From the Random House website, "Stephen Brunt, a columnist at the Globe and Mail, is Canada's premier sportswriter and commentator. His most recent book, the #1 national bestselling Searching for Bobby Orr, was called "not only one of the best hockey books ever, but a book that transcends hockey" by the Edmonton Journal. He is also the author of Facing Ali: The Opposition Weighs In; The Way it Looks from Here: Contemporary Canadian Writing on Sports; Mean Business: The Rise and Fall of Shawn O'Sullivan; Second to None: The Roberto Alomar Story and Diamond Dreams: 20 Years of Blue Jays Baseball. He lives in Hamilton, Ontario, and in Winterhouse Brook, Newfoundland."
I will start off this review on a slightly negative tone. The first few chapters in Gretzky's Tears are long-winded, overly wordy, and feel a little unnecessary in their immense amount of detail. That's not to say that they don't describe Wayne Gretzky's early days in hockey because they, in fact, do. It's just that Mr. Brunt's writing style in these early chapters seems to be an area where he is trying too hard to say too much. However, I will also defend his writing style because it becomes apparent later in the book that his examination of even the most minute detail is very important in putting the touches on what turned out to be a very enjoyable read.
In bringing forth the circumstances that resulted in Wayne Gretzky essentially being sold to Bruce McNall and the Los Angeles Kings, Mr. Brunt identifies Peter Pocklington's crumbling financial empire as the reason for his decision to "trade" hockey's biggest star. In fact, there was no trade ever presented until Glen Sather, GM of the Oilers at the time, sat down and hammered out his demands to make the sale of Gretzky into a hockey deal. Instead, Mr. Brunt carefully identifies the key players in the move, and systematically builds the case that Gretzky's tears that he shed at the press conference were not entirely genuine.
There weren't a lot of backroom dealings and behind-the-scenes meetings that took place to set the events in motion, but there were key meetings set up between the players in this deal that made the trade happen. But the idea of selling Gretzky wasn't even McNall's idea initially - the seed had been planted by Jerry Buss years earlier in his dealings with Peter Pocklington before McNall approached Pocklington with his idea!
What made Gretzky's Tears an excellent read was how thorough Mr. Brunt was when it came to the financial sides of the deal. His information on the crumbling financial empires of both Pocklington and McNall is front and center as you begin to grasp the reasons for the sale of Gretzky to Los Angeles and his eventual trade from the Kings to St. Louis. Mr. Brunt does an especially good job in examining the pyramid schemes and lies told to financial institutions to secure credit by Mr. McNall. If the hockey portions of the book were removed, the financial story would be an excellent read on how one man lied his way into hundreds of millions of dollars only to see his house of cards collapse around him.

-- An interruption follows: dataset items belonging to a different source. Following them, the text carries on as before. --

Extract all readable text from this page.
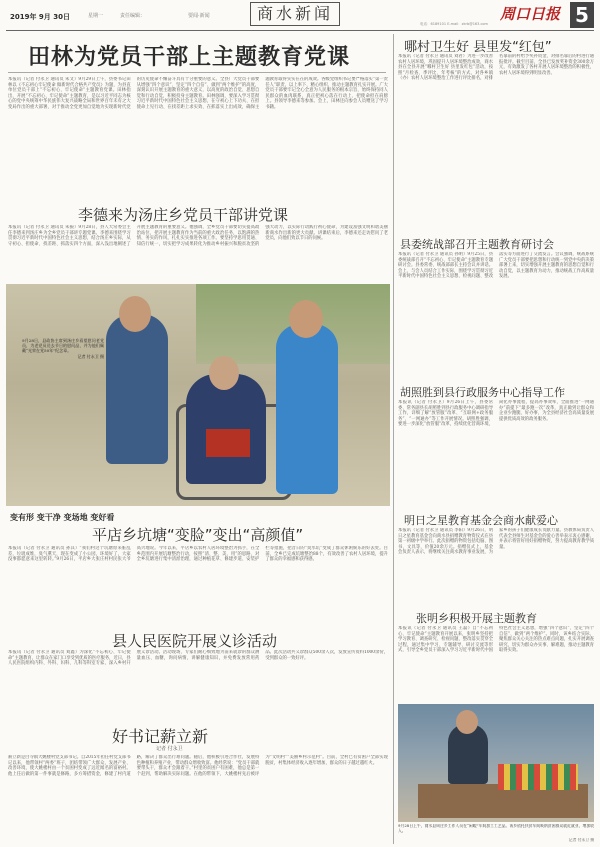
2019年 9月 30日	星期一	责任编辑：	要闻·新闻	商水新闻	周口日报 5
电话：6189101 E-mail：zkrb@163.com
田林为党员干部上主题教育党课
本报讯（记者 付永卫 通讯员 朱文）9月29日上午，县委书记田林以《不忘初心牢记使命 做新时代合格共产党员》为题，为县直单位党员干部上“不忘初心、牢记使命”主题教育党课。田林指出，开展“不忘初心、牢记使命”主题教育，是以习近平同志为核心的党中央统筹中华民族伟大复兴战略全局和世界百年未有之大变局作出的重大部署，对于推动全党更加自觉地为实现新时代党的历史使命不懈奋斗具有十分重要的意义。全县广大党员干部要从增强“四个意识”、坚定“四个自信”、做到“两个维护”的高度，深刻认识开展主题教育的重大意义，以高度的政治自觉、思想自觉和行动自觉，积极投身主题教育。田林强调，要深入学习贯彻习近平新时代中国特色社会主义思想，在守初心上下功夫、在担使命上见行动、在找差距上求实效、在抓落实上出成效，确保主题教育取得实实在在的成效。各级党组织书记要严格落实“第一责任人”职责，以上率下、精心组织，推动主题教育扎实开展。广大党员干部要牢记全心全意为人民服务的根本宗旨，始终保持同人民群众的血肉联系，真正把初心落在行动上、把使命担在肩膀上。县领导李德来等参加。会上，田林还向参会人员赠送了学习书籍。
李德来为汤庄乡党员干部讲党课
本报讯（记者 付永卫 通讯员 朱振）9月28日，县人大常委会主任李德来到汤庄乡为全乡党员干部讲专题党课。李德来围绕学习贯彻习近平新时代中国特色社会主义思想，结合汤庄乡实际，从守初心、担使命、找差距、抓落实四个方面，深入浅出地阐述了开展主题教育的重要意义。他强调，全乡党员干部要切实提高政治站位，把开展主题教育作为当前的重大政治任务，以饱满的热情、务实的作风，扎扎实实推进各项工作。要坚持学思用贯通、知信行统一，切实把学习成果转化为推动乡村振兴和脱贫攻坚的强大动力，以实际行动践行初心使命，为建设富强文明和谐美丽新商水作出新的更大贡献。讲课结束后，李德来还走访慰问了老党员，向他们致以节日的问候。
9月28日，县政协主席到汤庄乡看望慰问老党员，为老党员送去节日的慰问品，并为他们佩戴“光荣在党50年”纪念章。
记者 付永卫 摄
变有形 变干净 变场地 变好看
平店乡坑塘“变脸”变出“高颜值”
本报讯（记者 付永卫 通讯员 孙其）“我们村这个坑塘原来脏乱差，垃圾成堆，臭气熏天，现在变成了小公园，环境好了，大家没事都愿意来这里转转。”9月26日，平店乡大张庄村村民张大爷高兴地说。今年以来，平店乡以农村人居环境整治为抓手，在全乡范围内开展坑塘整治行动，按照“清、整、美、用”的思路，对全乡坑塘进行集中清淤治理，通过种植花草、修建步道、安装护栏等措施，把昔日的“臭水坑”变成了群众休闲娱乐的好去处。目前，全乡已完成坑塘整治88个，有效改善了农村人居环境，提升了群众的幸福感和获得感。
县人民医院开展义诊活动
本报讯（记者 付永卫 通讯员 刘鑫）为深化“不忘初心、牢记使命”主题教育，让群众在家门口享受到优质的医疗服务，近日，县人民医院组织内科、外科、妇科、儿科等科室专家，深入乡村开展义诊活动。活动现场，专家们耐心细致地为前来就诊的群众测量血压、血糖，询问病情，讲解健康知识，并免费发放常用药品。此次活动共义诊群众500余人次，发放宣传资料1000余份，受到群众的一致好评。
好书记薪立新
记者 付永卫
薪立新是白寺镇大姚楼村党支部书记。自2015年担任村党支部书记以来，他带领村“两委”班子，团结带领广大群众，发展产业、改善环境，使大姚楼村由一个贫困村变成了远近闻名的富裕村。他上任后做的第一件事就是修路，多方筹措资金，修建了村内道路，解决了群众出行难问题。随后，他积极引进合作社，发展特色种植和养殖产业，带动群众增收致富。他经常说：“党员干部就要带头干，群众才会跟着干。”村里的贫困户有困难，他总是第一个赶到，帮助解决实际问题。在他的带领下，大姚楼村先后被评为“文明村”“美丽乡村示范村”。目前，全村已有贫困户全部实现脱贫，村集体经济收入逐年增加，群众的日子越过越红火。
哪村卫生好 县里发“红包”
本报讯（记者 付永卫 通讯员 刘君）为进一步改善农村人居环境，巩固提升人居环境整治成效，商水县在全县开展“哪村卫生好 县里发红包”活动，按照“月检查、季评比、年考核”的方式，对各乡镇（办）农村人居环境整治工作进行评比排名，对排名靠前的村给予奖补资金，对排名靠后的村进行通报批评。截至目前，全县已发放奖补资金300余万元，有效激发了各村开展人居环境整治的积极性，农村人居环境得到明显改善。
县委统战部召开主题教育研讨会
本报讯（记者 付永卫 通讯员 孙明）9月25日，县委统战部召开“不忘初心、牢记使命”主题教育专题研讨会。县委常委、统战部部长主持会议并讲话。会上，与会人员结合工作实际，围绕学习贯彻习近平新时代中国特色社会主义思想、检视问题、整改落实等方面进行了交流发言。会议强调，统战系统广大党员干部要把思想和行动统一到党中央的决策部署上来，切实增强开展主题教育的思想自觉和行动自觉，以主题教育为动力，推动统战工作高质量发展。
胡照胜到县行政服务中心指导工作
本报讯（记者 付永卫）9月26日上午，县委常委、常务副县长胡照胜到县行政服务中心调研指导工作，详细了解“放管服”改革、“互联网+政务服务”、“一网通办”等工作开展情况。胡照胜强调，要进一步深化“放管服”改革，持续优化营商环境，简化办事流程，提高办事效率，全面推进“一网通办”前提下“最多跑一次”改革，真正做到让群众和企业少跑腿、好办事，为全县经济社会高质量发展提供优质高效的政务服务。
明日之星教育基金会商水献爱心
本报讯（记者 付永卫 通讯员 李阳）9月26日，明日之星教育基金会向商水县捐赠教育物资仪式在县第一初级中学举行。此次捐赠的物资包括电脑、图书、文具等，价值20余万元。捐赠仪式上，基金会负责人表示，将继续关注商水教育事业发展，为家乡的孩子们健康成长贡献力量。县教体局负责人代表全县师生对基金会的爱心善举表示衷心感谢，并表示将管好用好捐赠物资，努力提高教育教学质量。
张明乡积极开展主题教育
本报讯（记者 付永卫 通讯员 王磊）自“不忘初心、牢记使命”主题教育开展以来，张明乡坚持把学习教育、调查研究、检视问题、整改落实贯穿全过程，通过集中学习、专题辅导、研讨交流等形式，引导全乡党员干部深入学习习近平新时代中国特色社会主义思想，增强“四个意识”、坚定“四个自信”、做到“两个维护”。同时，该乡结合实际，聚焦群众关心关注的热点难点问题，扎实开展调查研究，切实为群众办实事、解难题，推动主题教育取得实效。
9月28日上午，商水县周庄乡工作人员在“闲暇”车间加工工艺品。该乡依托扶贫车间吸纳贫困群众就近就业，增加收入。
记者 付永卫 摄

"It wasn't around his hockey team that the first cracks began to show, the first signs that the grand facade Bruce McNall had been constructing for most of his adult life was beginning to crumble. Of all of the elements of his fraudulent, precariously balanced financial empire, the Los Angeles Kings were among the most straightforward and the most legit. The question of where he got the money to fund his excesses, for the private jet, for Gretzky's salary - that was another story, one kept well hidden from those who ran the team day to day. As far as they were concerned, hockey per se was a straight cash-in, cash-out proposition, one that, despite the escalating costs of operating in the NHL, continued to turn a profit. For the longest time, they didn't suspect a thing.I'll be very honest: I liked Gretzky's Tears. While Mr. Brunt's writing style at first seemed a little wordy, he certainly turned the story of Wayne Gretzky's trade from Edmonton to Los Angeles into a story worthy of high praise. The evidence he collected and presented in a very calculated fashion shows that not only is Mr. Brunt closer to the truth about the trade itself, but about the entire set of circumstances that were set in motion following Gretzky's move to Los Angeles. Mr. Brunt hammers home the details of what caused the trade, what happened during the press conferences, and what the aftermath looked like from "inside the room" where a number of deals were struck before, during, and after the trade had happened. Because of Mr. Brunt's excellent work in this book, Gretzky's Tears certainly deserves the Teebz's Book Club Seal of Approval!